Da tempo denuncio alle Procure competenti l’esistenza di un sistemai opaco e pericoloso legato al rilascio illecito di visti italiani. Non l’ho fatto per cercare visibilità, ma perché quando si tocca l’accesso al nostro Paese non si parla di burocrazia: si parla di sicurezza nazionale.
Ringrazio la Guardia di Finanza per il lavoro svolto, per la serietà dell’indagine e per aver dimostrato ancora una volta che lo Stato, quando vuole, sa arrivare fino in fondo.
Ogni visto falso non è solo un documento irregolare. È una porta aperta senza controllo. È un rischio per i cittadini. È un danno per l’Italia. È una ferita alla credibilità delle nostre istituzioni.
E c’è un altro tema che molti fanno finta di non vedere: il lavoro degli italiani.
Quando qualcuno entra attraverso canali illegali, quando il sistema viene alterato, quando le regole vengono comprate, falsificate o aggirate, a pagare sono anche i lavoratori italiani, le imprese oneste, chi rispetta la legge e chi costruisce il proprio futuro senza scorciatoie.
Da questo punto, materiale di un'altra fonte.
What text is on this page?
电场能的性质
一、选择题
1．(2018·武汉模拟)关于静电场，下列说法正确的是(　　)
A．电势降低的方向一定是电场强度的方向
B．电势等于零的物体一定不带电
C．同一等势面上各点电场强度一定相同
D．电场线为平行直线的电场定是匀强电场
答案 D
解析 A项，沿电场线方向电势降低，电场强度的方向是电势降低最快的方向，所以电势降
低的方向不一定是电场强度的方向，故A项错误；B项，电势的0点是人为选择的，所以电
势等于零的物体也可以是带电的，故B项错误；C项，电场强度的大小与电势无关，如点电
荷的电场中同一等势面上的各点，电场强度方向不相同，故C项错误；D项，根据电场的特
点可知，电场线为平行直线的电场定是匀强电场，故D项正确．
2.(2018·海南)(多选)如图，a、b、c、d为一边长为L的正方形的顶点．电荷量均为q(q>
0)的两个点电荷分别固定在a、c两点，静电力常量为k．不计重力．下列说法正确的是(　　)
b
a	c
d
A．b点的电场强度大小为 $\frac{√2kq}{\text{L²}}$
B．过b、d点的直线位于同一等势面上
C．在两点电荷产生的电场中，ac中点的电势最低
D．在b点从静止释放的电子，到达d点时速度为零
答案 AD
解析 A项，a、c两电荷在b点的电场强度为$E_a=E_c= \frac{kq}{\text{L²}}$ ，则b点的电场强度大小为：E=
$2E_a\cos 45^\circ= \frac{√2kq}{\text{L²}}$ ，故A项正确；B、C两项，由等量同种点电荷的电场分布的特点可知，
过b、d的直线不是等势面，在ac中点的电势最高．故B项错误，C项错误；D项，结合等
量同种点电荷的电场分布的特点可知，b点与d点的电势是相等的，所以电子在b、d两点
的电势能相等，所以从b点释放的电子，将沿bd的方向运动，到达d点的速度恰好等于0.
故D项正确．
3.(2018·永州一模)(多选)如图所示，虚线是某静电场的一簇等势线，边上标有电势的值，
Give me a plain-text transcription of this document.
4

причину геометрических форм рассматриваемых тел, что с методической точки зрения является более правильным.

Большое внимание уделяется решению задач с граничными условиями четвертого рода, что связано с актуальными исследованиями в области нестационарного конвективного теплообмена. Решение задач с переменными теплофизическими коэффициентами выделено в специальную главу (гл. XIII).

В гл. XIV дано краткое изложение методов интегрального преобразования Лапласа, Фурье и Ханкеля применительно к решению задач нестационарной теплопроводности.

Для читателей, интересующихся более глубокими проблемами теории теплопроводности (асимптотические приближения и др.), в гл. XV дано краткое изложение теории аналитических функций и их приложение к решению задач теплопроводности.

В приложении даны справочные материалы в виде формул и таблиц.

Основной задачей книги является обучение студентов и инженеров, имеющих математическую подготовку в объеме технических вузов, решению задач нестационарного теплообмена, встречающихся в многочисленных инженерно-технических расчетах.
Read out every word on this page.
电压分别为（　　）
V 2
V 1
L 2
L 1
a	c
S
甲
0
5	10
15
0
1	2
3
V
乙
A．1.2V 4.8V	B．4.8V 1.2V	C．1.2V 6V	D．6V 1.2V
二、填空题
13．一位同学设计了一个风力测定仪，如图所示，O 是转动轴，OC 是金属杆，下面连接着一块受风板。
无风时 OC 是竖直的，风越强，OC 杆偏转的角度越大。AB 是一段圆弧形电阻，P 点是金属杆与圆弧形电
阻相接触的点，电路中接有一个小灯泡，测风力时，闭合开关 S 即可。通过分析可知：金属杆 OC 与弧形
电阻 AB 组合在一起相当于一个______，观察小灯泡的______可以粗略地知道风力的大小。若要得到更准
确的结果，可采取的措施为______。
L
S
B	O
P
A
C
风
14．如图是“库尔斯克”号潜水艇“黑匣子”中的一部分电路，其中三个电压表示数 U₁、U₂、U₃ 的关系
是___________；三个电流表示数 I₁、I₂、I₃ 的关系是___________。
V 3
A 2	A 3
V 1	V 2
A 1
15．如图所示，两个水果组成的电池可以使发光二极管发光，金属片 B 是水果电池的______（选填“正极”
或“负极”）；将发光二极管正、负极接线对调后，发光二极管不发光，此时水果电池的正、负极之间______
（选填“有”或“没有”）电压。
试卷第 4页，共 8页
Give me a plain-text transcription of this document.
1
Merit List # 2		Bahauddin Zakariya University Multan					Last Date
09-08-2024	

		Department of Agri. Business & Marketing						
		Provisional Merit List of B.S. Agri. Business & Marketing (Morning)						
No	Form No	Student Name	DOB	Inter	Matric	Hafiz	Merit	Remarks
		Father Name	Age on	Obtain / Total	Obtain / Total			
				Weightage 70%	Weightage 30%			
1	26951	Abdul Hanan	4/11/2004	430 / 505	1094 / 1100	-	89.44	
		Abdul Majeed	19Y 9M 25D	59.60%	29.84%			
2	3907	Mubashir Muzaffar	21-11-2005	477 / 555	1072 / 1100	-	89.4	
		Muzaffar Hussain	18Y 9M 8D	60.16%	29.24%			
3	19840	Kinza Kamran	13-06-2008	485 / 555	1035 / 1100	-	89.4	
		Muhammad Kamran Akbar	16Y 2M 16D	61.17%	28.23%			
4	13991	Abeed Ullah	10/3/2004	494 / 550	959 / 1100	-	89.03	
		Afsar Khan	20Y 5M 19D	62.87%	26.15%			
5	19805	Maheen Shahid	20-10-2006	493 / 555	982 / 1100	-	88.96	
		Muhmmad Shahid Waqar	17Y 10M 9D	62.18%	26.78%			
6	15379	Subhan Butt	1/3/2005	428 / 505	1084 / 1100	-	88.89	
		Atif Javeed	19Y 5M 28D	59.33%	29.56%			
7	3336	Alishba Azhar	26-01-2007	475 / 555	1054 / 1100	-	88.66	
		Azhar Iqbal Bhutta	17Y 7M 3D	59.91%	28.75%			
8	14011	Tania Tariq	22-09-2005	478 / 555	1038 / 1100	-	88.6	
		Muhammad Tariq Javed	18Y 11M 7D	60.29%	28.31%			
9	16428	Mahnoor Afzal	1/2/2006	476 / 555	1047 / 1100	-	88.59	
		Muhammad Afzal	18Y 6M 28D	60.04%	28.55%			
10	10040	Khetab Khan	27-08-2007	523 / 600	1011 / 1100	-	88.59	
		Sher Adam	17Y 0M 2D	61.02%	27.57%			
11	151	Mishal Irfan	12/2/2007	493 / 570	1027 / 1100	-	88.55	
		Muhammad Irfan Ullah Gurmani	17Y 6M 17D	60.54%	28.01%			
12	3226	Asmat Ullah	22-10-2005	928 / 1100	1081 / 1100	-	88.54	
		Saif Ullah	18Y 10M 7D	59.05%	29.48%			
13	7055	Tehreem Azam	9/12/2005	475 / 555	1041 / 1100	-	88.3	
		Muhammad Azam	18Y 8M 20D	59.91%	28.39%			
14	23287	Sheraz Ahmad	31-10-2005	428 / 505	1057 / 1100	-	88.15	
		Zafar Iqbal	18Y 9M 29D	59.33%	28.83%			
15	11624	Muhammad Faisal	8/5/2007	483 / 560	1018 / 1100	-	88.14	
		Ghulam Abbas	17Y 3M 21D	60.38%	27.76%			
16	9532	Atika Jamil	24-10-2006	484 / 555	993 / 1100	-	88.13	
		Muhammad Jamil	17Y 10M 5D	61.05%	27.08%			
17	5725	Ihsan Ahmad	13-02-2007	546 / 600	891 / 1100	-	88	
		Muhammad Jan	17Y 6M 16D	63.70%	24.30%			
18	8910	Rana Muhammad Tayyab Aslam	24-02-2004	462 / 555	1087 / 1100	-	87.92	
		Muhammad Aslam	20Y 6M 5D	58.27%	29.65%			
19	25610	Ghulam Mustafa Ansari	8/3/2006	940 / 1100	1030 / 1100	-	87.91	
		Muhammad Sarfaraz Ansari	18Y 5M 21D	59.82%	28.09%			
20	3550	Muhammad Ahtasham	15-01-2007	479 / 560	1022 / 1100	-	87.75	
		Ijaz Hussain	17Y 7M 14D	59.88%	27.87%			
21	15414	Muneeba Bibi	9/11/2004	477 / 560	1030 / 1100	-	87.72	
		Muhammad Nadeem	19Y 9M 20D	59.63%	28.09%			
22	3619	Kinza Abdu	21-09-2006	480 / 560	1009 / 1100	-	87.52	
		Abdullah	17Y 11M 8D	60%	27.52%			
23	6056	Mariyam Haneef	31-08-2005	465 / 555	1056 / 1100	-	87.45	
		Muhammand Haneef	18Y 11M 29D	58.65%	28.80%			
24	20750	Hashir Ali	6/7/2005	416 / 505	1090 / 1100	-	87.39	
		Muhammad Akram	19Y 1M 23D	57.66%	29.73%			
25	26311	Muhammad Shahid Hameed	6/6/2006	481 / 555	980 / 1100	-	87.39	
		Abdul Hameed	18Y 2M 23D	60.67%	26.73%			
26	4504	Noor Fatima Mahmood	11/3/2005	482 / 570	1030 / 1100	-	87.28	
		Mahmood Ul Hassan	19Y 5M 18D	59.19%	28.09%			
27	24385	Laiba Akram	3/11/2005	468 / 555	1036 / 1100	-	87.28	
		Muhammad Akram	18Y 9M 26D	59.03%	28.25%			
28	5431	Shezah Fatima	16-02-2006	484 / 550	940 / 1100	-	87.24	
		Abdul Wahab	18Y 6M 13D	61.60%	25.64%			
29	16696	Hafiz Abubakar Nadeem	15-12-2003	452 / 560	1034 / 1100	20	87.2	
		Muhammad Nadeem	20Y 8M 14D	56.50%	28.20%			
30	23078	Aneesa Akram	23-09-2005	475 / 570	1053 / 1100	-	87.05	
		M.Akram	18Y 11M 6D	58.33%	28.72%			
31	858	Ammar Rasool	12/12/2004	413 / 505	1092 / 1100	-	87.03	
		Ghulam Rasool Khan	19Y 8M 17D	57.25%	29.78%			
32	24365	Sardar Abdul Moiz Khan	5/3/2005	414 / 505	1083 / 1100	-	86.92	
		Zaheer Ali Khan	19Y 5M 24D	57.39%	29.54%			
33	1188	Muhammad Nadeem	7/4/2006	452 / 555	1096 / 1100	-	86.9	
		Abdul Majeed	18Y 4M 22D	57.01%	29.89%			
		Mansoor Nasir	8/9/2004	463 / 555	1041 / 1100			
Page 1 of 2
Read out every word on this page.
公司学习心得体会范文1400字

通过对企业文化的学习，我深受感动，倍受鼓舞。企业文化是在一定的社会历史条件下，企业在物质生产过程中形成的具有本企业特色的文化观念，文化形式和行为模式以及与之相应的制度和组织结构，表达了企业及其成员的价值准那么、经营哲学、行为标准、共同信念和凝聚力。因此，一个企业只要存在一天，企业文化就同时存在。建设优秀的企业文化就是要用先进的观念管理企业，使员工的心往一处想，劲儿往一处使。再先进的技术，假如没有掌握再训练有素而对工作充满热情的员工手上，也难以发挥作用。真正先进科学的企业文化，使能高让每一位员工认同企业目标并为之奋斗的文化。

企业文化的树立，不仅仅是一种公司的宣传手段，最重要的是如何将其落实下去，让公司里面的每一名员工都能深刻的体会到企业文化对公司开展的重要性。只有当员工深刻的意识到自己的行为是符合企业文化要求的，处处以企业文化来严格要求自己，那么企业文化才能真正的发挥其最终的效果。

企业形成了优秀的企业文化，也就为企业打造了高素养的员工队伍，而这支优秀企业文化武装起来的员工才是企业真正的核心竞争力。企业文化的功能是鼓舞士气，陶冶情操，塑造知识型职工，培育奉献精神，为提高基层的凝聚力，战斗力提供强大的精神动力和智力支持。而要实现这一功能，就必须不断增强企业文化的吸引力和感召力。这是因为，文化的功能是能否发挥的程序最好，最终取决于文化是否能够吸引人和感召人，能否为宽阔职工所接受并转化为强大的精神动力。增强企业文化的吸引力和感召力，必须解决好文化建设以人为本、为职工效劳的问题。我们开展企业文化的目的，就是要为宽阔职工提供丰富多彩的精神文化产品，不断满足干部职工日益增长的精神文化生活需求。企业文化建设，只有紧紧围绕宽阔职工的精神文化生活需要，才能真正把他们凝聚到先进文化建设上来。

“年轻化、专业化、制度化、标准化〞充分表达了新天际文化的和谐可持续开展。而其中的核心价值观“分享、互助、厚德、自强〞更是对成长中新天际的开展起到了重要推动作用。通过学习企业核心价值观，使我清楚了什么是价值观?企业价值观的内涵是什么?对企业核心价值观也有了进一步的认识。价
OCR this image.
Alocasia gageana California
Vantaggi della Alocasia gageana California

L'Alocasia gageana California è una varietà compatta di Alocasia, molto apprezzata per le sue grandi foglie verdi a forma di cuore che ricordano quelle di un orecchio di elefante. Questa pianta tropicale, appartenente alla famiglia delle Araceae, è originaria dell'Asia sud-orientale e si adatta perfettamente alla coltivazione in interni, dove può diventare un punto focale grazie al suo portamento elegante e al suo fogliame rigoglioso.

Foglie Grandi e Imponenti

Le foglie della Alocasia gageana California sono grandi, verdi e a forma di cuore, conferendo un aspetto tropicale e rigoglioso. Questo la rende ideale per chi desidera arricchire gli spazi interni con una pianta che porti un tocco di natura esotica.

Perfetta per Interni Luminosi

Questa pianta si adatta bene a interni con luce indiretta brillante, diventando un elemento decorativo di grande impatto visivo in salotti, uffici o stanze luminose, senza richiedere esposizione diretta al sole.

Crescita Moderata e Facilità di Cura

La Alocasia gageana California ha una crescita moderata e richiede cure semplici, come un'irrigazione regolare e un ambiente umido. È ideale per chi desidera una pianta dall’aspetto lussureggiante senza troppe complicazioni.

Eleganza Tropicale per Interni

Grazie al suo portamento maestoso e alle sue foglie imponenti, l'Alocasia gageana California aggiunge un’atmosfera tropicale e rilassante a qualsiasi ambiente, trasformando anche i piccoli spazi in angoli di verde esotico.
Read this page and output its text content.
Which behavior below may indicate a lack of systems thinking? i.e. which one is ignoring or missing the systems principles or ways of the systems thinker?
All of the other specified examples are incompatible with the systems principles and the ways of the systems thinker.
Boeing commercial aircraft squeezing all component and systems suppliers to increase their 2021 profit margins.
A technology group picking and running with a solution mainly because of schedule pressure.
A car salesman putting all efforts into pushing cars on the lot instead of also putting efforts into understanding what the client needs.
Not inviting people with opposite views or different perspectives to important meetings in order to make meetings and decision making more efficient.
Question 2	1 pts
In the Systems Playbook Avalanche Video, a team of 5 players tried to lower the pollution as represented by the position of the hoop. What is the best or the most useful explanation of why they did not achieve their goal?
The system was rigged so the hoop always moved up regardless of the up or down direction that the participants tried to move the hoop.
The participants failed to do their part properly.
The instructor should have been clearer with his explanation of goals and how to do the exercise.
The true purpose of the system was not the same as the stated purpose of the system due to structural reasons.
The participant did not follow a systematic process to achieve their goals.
L’Italia deve essere aperta a chi arriva legalmente, lavora onestamente e rispetta le nostre regole. Ma deve essere durissima con chi trasforma i visti in merce, le ambasciate in sportelli privati e la funzione pubblica in un affare personale.
La domanda vera è semplice: com’è possibile che per vent’anni nessuno abbia visto nulla? Nessuno abbia denunciato nulla? Nessuno abbia voluto davvero aprire questo vaso di Pandora?
Io continuerò a farlo. Senza arretrare di un millimetro.
Perché questa non è una battaglia personale. È una battaglia per lo Stato, per la sicurezza nazionale e per gli italiani che rispettano le regole.
E ora avanti.
Passiamo al prossimo dossier. Perché purtroppo siamo solo all’inizio…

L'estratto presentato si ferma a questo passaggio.